Breast cancer affects almost 400,000 women in the United States.
Pink ribbons and walkathons raise awareness, but still many facts about breast cancer are not generally known. For instance, breast cancer is not strictly a women’s disease as it also affects men. Breast cancer is also not just one disease, but many.
Breast cancer is broadly defined as a malignant tumor of the breast tissue, but it can take many forms. Each type is defined by its’ pathology, or how it appears under a microscope. The type of treatment a patient receives depends upon which form of the cancer has been identified. A patient can be diagnosed with ductal cancer, lobular cancer, inflammatory breast cancer, Paget disease of the nipple or angiosarcoma, among others. Treatments can include surgery, radiation, chemotherapy, hormone therapy, targeted and bone directed therapy. A variety of medications may also be prescribed, depending upon both the type of breast cancer and the treatment.
Patients diagnosed with breast cancer often need palliative care as well. Diagnosis and treatment take a mental, emotional and physical toll on the patient, family members and caregivers. Palliative care provides an “extra layer” of support for patient and family and improves the quality of daily life while the patient is seeking curative treatment.
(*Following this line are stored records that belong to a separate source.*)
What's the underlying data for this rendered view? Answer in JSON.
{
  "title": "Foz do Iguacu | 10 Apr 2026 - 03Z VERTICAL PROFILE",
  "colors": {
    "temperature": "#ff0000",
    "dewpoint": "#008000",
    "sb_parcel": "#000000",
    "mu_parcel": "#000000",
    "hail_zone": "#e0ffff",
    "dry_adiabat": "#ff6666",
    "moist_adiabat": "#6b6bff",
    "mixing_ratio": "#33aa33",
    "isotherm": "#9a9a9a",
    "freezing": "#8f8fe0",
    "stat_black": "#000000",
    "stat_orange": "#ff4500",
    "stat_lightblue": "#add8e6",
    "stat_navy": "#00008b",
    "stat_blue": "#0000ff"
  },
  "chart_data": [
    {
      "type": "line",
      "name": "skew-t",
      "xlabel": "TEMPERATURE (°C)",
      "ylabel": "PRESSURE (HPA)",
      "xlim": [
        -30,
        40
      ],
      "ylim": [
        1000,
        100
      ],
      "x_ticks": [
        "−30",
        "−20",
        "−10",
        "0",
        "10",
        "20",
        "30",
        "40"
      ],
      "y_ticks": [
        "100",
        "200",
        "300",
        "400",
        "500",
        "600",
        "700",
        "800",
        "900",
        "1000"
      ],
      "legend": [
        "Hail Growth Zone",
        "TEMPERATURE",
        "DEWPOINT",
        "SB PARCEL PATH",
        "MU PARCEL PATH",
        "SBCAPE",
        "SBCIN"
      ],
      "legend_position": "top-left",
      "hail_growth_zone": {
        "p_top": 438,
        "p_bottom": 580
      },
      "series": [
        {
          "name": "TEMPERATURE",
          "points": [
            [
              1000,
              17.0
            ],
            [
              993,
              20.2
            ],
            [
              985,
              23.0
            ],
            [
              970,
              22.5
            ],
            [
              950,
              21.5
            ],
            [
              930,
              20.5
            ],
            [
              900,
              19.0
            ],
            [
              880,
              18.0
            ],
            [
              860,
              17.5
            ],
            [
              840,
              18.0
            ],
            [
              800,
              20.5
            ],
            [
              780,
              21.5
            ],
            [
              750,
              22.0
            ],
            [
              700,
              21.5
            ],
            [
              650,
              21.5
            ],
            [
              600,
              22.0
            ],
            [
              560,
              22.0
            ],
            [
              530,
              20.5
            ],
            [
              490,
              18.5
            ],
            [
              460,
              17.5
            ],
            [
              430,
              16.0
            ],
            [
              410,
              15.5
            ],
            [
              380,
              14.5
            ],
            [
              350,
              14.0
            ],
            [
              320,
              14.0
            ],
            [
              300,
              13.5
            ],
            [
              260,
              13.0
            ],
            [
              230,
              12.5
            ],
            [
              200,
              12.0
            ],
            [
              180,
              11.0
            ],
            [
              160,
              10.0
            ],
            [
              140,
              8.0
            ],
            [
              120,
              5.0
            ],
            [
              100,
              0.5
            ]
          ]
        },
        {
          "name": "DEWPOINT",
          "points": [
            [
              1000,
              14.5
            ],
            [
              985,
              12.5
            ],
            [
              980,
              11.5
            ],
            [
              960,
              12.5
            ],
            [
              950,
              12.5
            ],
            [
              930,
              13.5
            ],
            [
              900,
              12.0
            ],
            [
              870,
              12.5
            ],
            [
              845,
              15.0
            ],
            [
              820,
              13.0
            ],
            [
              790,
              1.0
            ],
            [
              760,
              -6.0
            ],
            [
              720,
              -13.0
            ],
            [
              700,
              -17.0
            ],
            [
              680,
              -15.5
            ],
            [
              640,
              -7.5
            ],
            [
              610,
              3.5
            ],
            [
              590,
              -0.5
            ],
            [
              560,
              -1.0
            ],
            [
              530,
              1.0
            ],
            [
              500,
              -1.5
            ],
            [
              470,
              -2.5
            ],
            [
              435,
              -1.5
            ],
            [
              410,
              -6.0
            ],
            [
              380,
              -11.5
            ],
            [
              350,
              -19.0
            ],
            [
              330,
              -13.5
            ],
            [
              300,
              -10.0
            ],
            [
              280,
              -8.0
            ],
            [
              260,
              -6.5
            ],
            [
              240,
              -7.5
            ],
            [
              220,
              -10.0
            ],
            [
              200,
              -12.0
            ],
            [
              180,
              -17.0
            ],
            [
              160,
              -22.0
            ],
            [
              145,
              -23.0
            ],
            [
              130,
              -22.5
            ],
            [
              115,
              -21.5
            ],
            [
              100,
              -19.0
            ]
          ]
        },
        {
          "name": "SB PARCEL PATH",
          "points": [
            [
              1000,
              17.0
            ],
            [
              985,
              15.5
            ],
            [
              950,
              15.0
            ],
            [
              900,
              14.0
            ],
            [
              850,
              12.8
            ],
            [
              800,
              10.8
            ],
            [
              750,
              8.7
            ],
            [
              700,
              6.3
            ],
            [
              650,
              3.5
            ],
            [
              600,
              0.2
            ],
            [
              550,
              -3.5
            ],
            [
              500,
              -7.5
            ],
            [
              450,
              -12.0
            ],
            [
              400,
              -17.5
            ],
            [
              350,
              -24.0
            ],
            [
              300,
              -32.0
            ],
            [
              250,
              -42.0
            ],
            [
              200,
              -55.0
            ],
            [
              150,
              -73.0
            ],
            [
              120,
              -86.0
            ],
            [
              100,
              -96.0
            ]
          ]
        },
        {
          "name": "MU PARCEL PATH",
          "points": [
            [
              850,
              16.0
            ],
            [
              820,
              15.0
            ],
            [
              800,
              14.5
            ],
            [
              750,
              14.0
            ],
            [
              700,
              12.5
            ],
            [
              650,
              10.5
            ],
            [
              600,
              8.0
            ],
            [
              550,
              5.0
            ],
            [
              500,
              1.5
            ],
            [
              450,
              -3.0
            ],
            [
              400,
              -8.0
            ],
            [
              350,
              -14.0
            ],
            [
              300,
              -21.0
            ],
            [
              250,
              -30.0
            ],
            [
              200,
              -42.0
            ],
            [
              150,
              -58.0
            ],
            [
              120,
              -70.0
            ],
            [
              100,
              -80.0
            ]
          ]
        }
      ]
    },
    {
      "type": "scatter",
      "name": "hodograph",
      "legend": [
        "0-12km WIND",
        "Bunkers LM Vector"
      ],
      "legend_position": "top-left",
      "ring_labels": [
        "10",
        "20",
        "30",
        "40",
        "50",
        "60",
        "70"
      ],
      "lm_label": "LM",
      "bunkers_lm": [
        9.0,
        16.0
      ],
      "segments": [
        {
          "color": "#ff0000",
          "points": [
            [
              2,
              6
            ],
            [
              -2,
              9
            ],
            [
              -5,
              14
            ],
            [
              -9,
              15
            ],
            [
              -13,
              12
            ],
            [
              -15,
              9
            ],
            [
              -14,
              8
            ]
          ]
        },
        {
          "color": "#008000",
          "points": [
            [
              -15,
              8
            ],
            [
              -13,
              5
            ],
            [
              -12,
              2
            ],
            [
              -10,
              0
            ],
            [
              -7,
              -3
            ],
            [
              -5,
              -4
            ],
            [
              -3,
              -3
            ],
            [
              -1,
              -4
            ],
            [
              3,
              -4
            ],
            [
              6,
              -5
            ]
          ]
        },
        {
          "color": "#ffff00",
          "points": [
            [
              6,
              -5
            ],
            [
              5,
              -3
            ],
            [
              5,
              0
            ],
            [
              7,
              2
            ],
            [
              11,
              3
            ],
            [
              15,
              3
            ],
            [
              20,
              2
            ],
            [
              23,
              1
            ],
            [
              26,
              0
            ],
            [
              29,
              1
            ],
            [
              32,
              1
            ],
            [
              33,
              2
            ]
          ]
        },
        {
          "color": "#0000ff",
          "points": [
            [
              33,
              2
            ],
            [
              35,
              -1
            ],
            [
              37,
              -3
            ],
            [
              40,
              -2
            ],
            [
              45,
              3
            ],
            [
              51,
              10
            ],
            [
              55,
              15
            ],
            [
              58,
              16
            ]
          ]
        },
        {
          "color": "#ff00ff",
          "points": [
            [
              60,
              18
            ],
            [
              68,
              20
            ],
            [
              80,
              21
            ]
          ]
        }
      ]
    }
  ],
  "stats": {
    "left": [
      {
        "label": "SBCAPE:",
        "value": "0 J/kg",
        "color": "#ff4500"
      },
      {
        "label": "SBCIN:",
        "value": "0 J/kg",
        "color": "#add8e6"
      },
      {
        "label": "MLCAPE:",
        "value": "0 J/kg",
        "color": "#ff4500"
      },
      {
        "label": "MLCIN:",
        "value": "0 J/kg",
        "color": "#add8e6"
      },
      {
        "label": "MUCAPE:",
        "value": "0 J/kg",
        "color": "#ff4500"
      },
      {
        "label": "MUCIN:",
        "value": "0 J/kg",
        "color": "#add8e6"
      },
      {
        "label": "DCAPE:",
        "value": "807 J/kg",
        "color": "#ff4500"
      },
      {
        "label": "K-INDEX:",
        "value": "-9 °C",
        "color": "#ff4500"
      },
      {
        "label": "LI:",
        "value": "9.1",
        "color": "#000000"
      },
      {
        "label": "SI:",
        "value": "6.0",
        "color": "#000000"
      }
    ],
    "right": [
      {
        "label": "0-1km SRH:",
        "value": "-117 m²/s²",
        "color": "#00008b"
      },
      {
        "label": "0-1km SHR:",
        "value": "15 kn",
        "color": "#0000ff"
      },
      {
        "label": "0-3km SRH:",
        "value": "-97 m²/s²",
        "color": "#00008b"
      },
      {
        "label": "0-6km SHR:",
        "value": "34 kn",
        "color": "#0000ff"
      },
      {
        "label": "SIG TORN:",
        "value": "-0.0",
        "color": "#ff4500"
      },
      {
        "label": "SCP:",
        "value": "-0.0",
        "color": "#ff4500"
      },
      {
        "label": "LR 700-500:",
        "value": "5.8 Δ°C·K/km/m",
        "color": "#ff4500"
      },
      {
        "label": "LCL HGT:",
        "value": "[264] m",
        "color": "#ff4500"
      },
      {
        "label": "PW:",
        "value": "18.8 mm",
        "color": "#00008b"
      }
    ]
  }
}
Anytime a person discovers an abnormality of the breast, they should consult a medical professional. These abnormalities may include one or more of the following: a change in how a breast or nipple feels, Unusual tenderness, a lump, thickening in or near a breast, a change in appearance, such as swelling, shrinkage or a change in color or texture, and any nipple discharge, particularly clear or bloody.
Doing a simple self-examination once a month can do a lot to catch any abnormalities early and improve future outcomes.